[prev in list] [next in list] [prev in thread] [next in thread] 

List:       uclinux-dev
Subject:    [uClinux-dev] patch for semaphore of pthread lib
From:       "Falk Brettschneider" <falk.brettschneider () gmx ! de>
Date:       2006-10-25 20:50:37
Message-ID: 20061025205037.122850 () gmx ! net
[Download RAW message or body]

Hi,

I've patched semaphore.c and spinlock.h of the pthread library. Please, have a look \
at my attached diff files. I have a quite current uclinux_dist, kernel 2.4.32 and a \
Microblaze platform.

1) I replaced all occurrences of the internally used helper mutex __sem_lock with \
local_[dis|en]able_irq() in semaphore.c 2) I avoid locking on the other internal \
helper mutex (in function __pthread_set_own_extricate_if() in spinlock.h) for all \
threads which are configured as PTHREAD_CANCEL_DISABLE.

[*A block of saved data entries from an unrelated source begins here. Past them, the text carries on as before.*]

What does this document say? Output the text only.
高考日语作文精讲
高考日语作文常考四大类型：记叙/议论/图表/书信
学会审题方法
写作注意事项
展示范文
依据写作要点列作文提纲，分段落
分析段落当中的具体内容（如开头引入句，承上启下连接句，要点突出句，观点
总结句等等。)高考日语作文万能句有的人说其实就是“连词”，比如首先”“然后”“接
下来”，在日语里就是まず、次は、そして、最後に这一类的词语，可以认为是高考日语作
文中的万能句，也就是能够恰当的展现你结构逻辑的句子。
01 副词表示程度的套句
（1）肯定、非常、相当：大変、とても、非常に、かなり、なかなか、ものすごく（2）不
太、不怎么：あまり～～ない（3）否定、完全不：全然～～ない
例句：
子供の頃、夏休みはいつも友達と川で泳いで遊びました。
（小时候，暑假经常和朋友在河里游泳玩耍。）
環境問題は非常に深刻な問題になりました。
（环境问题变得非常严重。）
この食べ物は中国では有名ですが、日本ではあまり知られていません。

Both changes safe me from total hangs of my application, actually reasoned by thread \
priority inversion over 3 threads (SCHED_RR, all different priorities, "A" with high \
prio, "B" with medium prio, "C" with low prio). "A" is an IRQ-handler thread. "B" and \
"C" are each waiting on their own semaphore for a wakeup by "A", for executing \
certain tasks (with different priority) as reaction on those IRQs.

Situation of hang:
- "C" is in the middle of entering sem_wait() preparing to suspend there. Has locked \
                the internal mutex __sem_lock.
- an IRQ immediately switches to the IRQ-handler thread "A"
- "A" wakes up "B" with sem_post() because "B" is sleeping on its own semaphore.
- a second IRQ happens which this time is a task for "C". And so "A" is calling \
sem_post() for "C" but blocks on that mutex __sem_lock. (The same way it happens with \
                the other mutex p_lock (in spinlock.h) in other situations).
- Now "B" and "C" are scheduled to wake up, but "B" has higher priority and starts \
executing an algorithm code. Unfortunately, due a logic bug in the algorithm code, \
                "B" goes into an infinite loop anywhere.
- Now we have a total hang and the watchdog resets the hardware. The timeout IRQ \
can't be processed by "A" because "A" is hanging an the mutex. Anyway, if "B" \
wouldn't go into an infinite loop, the algorithm could calculate too long. But the \
program has no chance to cancel "B" on a timeout IRQ. Just because "A" is blocked \
because of "C", and "C" is blocked because of "B". Such hard timing conditions have \
to be preserved here in my app.

This is much like the Mars pathfinder problem in 1997 but, unfortunately I can't \
solve it in the same way because LinuxThreads don't provide mutex priority \
inheritance. (http://research.microsoft.com/~mbj/Mars_Pathfinder/Mars_Pathfinder.html)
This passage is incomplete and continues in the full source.